EU finance ministers eye simpler fiscal rules

HELSINKI: European Union finance ministers were holding the first discussion on Saturday about how to simplify the EU’s complex fiscal rules to help make public finances more sustainable and stabilise economies throughout business cycles.

Originally designed in 1997, the EU rules, called the Stability and Growth Pact, put limits on borrowing in the economic union of countries that share the euro currency, but left members sovereign over government debt and deficits.

After modifications in 2005, 2011 and 2013, the rules have become so complex that the European Commission, which is the guardian of EU laws, each year publishes an almost 100-page handbook to explain how they work, along with many exemptions and exceptions.

The two key elements of the rules are a limit on the nominal budget deficit of 3pc of GDP and a ceiling on public debt of 60pc.

“When we talk about simplification, it does not mean revising the key fiscal targets, just how they are measured and what parameters we use,” European Commission vice president Valdis Dombrovskis told reporters on entering the talks.

“We now heavily use directly unobservable parameters like the output gap, or structural balance, so the discussion is if we should use more directly observable parameters like nominal debt and expenditure increases,” he said.

Officials said, however, that changing the rules could take more than a year of discussions and legal process that would be driven by the new European Commission starting on Nov 1. Dombrovskis will retain his post in the new EU executive.

The ministerial discussion at the informal talks in Helsinki will be based on a report by the independent European Fiscal Board (EFB), requested by the Commission, which argues the elaborate rules should be boiled down to a medium-term cap on public debt.

Countries that have debt above 60pc would have to keep net government primary spending, which is expenditure less interest payments on public debt, at or below the rate of the economy’s potential GDP growth, which is the rate of growth that does not trigger higher inflation.

To avoid reliance on fluctuating annual data, the ceiling for net expenditure growth would be set for three years, after which it would be recalculated.

The ceiling could be abandoned based on a general escape clause triggered by the opinion of independent fiscal institutions and a more autonomous European Commission economic department.

MORE EFFECTIVE STABILISATION

The EFB argues that using the net primary expenditure rule would automatically stabilise economies.
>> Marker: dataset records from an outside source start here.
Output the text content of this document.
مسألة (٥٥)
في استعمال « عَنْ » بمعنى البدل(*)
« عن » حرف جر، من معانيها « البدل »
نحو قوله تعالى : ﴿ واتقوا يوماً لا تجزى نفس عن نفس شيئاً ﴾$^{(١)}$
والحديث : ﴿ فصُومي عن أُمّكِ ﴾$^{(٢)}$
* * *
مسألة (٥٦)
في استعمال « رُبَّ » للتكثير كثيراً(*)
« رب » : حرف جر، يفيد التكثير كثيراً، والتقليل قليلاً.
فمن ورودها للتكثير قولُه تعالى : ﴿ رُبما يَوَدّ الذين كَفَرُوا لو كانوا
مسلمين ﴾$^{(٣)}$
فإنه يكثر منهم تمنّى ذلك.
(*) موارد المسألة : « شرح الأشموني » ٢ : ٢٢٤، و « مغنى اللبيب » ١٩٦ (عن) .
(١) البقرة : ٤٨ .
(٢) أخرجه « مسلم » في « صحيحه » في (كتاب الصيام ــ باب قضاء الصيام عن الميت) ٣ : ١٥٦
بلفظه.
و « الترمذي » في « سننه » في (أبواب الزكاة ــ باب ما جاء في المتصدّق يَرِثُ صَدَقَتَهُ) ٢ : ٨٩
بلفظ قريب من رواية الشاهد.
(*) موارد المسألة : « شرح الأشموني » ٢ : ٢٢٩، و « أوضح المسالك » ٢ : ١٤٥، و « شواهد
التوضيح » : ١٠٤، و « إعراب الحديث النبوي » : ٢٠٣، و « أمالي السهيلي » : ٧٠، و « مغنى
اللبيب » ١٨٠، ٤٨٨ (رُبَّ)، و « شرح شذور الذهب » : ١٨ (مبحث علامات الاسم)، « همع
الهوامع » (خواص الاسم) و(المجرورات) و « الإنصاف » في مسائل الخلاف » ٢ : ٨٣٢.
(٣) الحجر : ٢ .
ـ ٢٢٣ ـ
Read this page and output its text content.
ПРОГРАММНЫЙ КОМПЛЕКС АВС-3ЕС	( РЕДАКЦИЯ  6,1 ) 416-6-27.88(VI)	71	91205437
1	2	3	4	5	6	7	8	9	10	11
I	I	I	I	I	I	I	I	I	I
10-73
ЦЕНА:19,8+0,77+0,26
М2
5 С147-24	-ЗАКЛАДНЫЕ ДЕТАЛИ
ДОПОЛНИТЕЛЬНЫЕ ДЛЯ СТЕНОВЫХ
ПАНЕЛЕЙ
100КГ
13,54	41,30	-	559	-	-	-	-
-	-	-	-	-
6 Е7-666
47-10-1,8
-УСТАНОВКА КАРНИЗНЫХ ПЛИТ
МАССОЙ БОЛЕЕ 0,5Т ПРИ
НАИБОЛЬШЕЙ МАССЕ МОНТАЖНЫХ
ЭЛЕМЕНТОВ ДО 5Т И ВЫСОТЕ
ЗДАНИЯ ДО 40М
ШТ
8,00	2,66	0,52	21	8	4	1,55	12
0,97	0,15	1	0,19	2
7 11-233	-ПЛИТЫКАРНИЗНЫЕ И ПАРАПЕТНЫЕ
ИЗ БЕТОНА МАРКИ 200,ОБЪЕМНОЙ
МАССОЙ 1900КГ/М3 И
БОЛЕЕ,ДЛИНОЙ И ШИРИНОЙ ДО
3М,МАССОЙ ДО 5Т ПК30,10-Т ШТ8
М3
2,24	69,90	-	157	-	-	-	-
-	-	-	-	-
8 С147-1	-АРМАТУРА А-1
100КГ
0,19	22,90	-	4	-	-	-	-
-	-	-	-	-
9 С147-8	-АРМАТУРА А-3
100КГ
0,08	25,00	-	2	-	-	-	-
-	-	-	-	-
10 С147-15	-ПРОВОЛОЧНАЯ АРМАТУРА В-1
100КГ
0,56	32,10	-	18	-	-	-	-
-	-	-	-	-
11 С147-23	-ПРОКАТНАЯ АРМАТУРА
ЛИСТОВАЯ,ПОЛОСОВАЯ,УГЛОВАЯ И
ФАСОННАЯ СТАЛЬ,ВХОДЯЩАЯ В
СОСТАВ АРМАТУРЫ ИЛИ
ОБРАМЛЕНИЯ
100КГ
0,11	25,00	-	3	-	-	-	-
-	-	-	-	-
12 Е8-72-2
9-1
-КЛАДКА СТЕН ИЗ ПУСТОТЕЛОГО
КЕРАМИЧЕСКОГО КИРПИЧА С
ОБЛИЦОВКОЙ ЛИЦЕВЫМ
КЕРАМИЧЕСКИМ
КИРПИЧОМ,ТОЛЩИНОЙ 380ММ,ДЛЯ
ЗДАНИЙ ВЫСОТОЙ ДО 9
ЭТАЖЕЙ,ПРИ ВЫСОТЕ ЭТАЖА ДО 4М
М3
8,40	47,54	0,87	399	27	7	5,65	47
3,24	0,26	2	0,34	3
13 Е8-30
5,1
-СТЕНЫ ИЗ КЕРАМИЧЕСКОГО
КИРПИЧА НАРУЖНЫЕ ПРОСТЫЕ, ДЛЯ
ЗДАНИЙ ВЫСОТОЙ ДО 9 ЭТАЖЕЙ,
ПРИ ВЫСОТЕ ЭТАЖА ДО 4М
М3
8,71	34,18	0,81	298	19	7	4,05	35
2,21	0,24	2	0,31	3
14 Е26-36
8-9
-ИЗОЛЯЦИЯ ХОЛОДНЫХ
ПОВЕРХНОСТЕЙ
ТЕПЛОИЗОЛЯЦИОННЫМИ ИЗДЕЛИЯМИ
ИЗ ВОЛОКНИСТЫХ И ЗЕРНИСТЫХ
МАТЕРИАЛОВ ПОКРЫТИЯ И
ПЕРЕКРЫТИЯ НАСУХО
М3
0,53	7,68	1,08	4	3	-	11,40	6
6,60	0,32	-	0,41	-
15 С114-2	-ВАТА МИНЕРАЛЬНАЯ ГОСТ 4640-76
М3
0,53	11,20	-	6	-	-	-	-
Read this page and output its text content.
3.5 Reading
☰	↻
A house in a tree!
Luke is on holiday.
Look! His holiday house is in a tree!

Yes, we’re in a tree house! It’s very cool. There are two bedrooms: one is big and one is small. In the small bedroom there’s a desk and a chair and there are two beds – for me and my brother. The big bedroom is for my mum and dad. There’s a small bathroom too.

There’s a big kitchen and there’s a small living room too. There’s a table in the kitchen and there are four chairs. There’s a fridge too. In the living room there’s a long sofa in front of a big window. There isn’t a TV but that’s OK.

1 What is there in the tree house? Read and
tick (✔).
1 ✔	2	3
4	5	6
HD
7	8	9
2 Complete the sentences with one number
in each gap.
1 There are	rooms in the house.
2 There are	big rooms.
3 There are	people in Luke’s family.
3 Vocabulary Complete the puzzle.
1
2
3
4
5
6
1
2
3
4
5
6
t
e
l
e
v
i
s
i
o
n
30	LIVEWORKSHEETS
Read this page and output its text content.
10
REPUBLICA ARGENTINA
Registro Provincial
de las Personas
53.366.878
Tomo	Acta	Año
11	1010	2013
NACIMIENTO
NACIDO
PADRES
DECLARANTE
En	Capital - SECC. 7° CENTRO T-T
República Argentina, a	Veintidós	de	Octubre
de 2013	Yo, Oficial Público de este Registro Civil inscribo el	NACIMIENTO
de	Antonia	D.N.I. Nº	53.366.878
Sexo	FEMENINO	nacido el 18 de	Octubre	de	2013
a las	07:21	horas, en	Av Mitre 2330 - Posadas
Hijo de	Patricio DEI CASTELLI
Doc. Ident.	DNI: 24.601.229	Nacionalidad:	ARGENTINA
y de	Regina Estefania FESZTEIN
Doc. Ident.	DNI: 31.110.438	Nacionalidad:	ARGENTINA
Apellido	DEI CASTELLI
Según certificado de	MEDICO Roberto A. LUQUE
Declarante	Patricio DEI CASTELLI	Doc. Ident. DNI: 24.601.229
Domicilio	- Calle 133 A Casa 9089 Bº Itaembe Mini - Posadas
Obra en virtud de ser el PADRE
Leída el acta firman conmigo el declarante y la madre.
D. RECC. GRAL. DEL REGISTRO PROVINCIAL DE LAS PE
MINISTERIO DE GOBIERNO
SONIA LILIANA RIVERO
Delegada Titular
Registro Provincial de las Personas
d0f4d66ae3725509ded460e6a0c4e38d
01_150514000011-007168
During downturns, when growth is below potential, spending would be higher than growth, while during good times, when actual growth exceeds potential, spending anchored at potential would be lower than growth.

The existing rules cap the headline budget deficit at 3pc of GDP and oblige governments every year to cut their structural deficit, the budget shortfall excluding one-off revenues and spending and the effects of the business cycle, until they reach balance or surplus.

For countries with debt above 60pc of GDP, the existing rules set a path for debt reduction that is 1/20 of the excess above 60pc every year, measured as an average over three years.

They also employ the expenditure benchmark that limits government spending at or below the rate of potential growth.

The EFB also proposed that instead of sanctions for not meeting EU fiscal rules – a measure that has so far never been applied to any country despite ample grounds – it would be better to use an incentive.

Countries that play by the new rules would as a reward get access to the euro zone’s about-to-be-created budget that would finance investment and perhaps later also perform a stabilising function during economic downturns.